Untitled Deck Flashcards
What is acute cholangitis aka ascending cholangitis?
A bacterial infection (typically E. coli) of the biliary tree usually secondary to biliary obstruction.
What are other causes of acute cholangitis?
Stasis of the biliary tree due to obstruction or biliary strictures (narrowing of bile duct- can occur after ERCP or due to cancer).
What are the risk factors for acute cholangitis?
History of cholelithiasis (gallstones in gallbladder), 50-60 years old, primary/secondary sclerosing cholangitis.
What are the main clinical features of acute cholangitis?
Charcot’s triad happens in 20-50% of patients with acute cholangitis: Fever (90% of patients), RUQ pain (70%), Jaundice (60%). They may also have pale stool and dark urine.
What are the additional 2 factors to make Reynold’s pentad?
Hypotension and confusion/mental status changes.
What other diagnostic feature is there of acute cholangitis?

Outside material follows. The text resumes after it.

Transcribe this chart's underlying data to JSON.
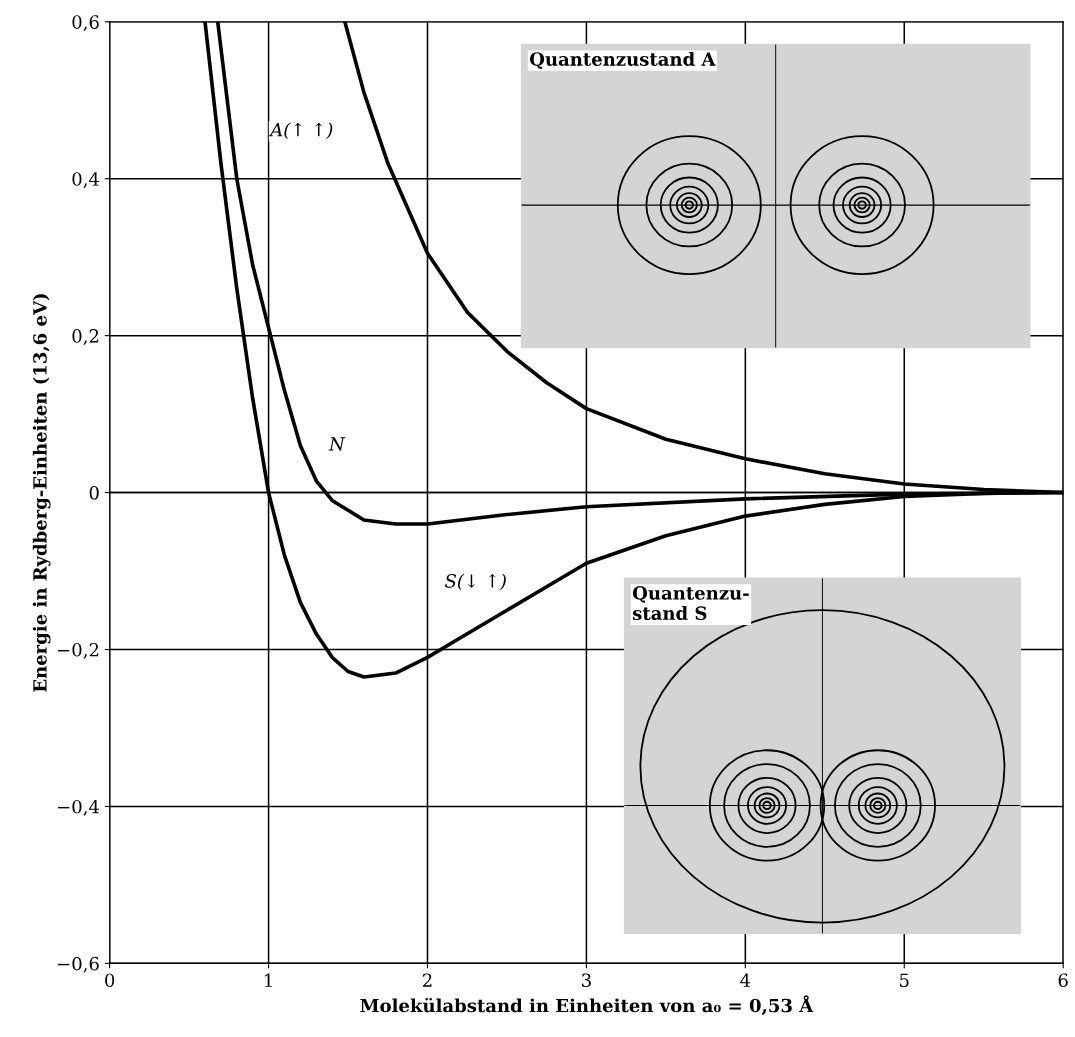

Raised inflammatory markers.
What are the bedside investigations for acute cholangitis?
Abdominal exam - RUQ pain, jaundice; Basic observations.
What blood tests are done for acute cholangitis?
Urea & Creatinine → Raised; Increased WBC & CRP; LFTs → Hyperbilirubinemia, raised serum Transaminases (ALT) & Alkaline Phosphatase (ALP) primarily - suggesting cholangitis rather than a cholecystitis; Blood Cultures → check for sepsis & establish causative organism; ABG → Order on suspicion of sepsis = low bicarbonate, metabolic acidosis, raised lactate (severe).
Why in sepsis would you see low bicarbonate, metabolic acidosis, raised lactate?
In sepsis you have systemic inflammation - this results in hypotension and leads to tissue hypoxia → raised lactic acid → dissociates into H+ and lactate → increased acidity. Acidity results in increased consumption of bicarbonate therefore lowering its levels.
What is the first line investigation imaging in ascending cholangitis?
US to look for bile duct dilation and bile duct stones - it is very quick and accurate.
What is the best gold standard imaging intervention?
ERCP (Endoscopic Retrograde Cholangiopancreatography) - medical procedure and imaging - it combines endoscopy and X ray to visualize the biliary and pancreatic system.
What is the difference between MRCP and ERCP?
MRCP is non-invasive imaging and only for diagnostic purposes whereas ERCP is diagnostic and therapeutic. MRCP uses MRI with contrast whereas ERCP is endoscopic + X ray. ERCP needs anaesthesia, MRCP does not. ERCP has radiation and MRCP has no radiation.
What is first line management for acute cholangitis?
IV antibiotics - broad spectrum until exact causative agent is known.
What is second line management for acute cholangitis?
Endoscopic retrograde cholangiopancreatography (ERCP) drainage after 24-48 hours to relieve any obstruction.
What else is given for acute cholangitis?
IV fluids bolus and analgesia.
How are further episodes prevented?
Elective cholecystectomy when the patient is well.
What complications are there of acute cholangitis?
Acute pancreatitis, liver abscesses, sepsis.
What’s prognosis like after biliary drainage?
Most patients rapidly improve once biliary drainage is achieved. If decompression is delayed and patients have underlying medical conditions, prognosis is poor.
What factors are there for poor prognosis in acute cholangitis?
Hyperbilirubinaemia, high fever, leukocytosis, older age, hypoalbuminaemia.
What are differentials for acute cholangitis?
Acute hepatitis, gallstones, pancreatitis, appendicitis.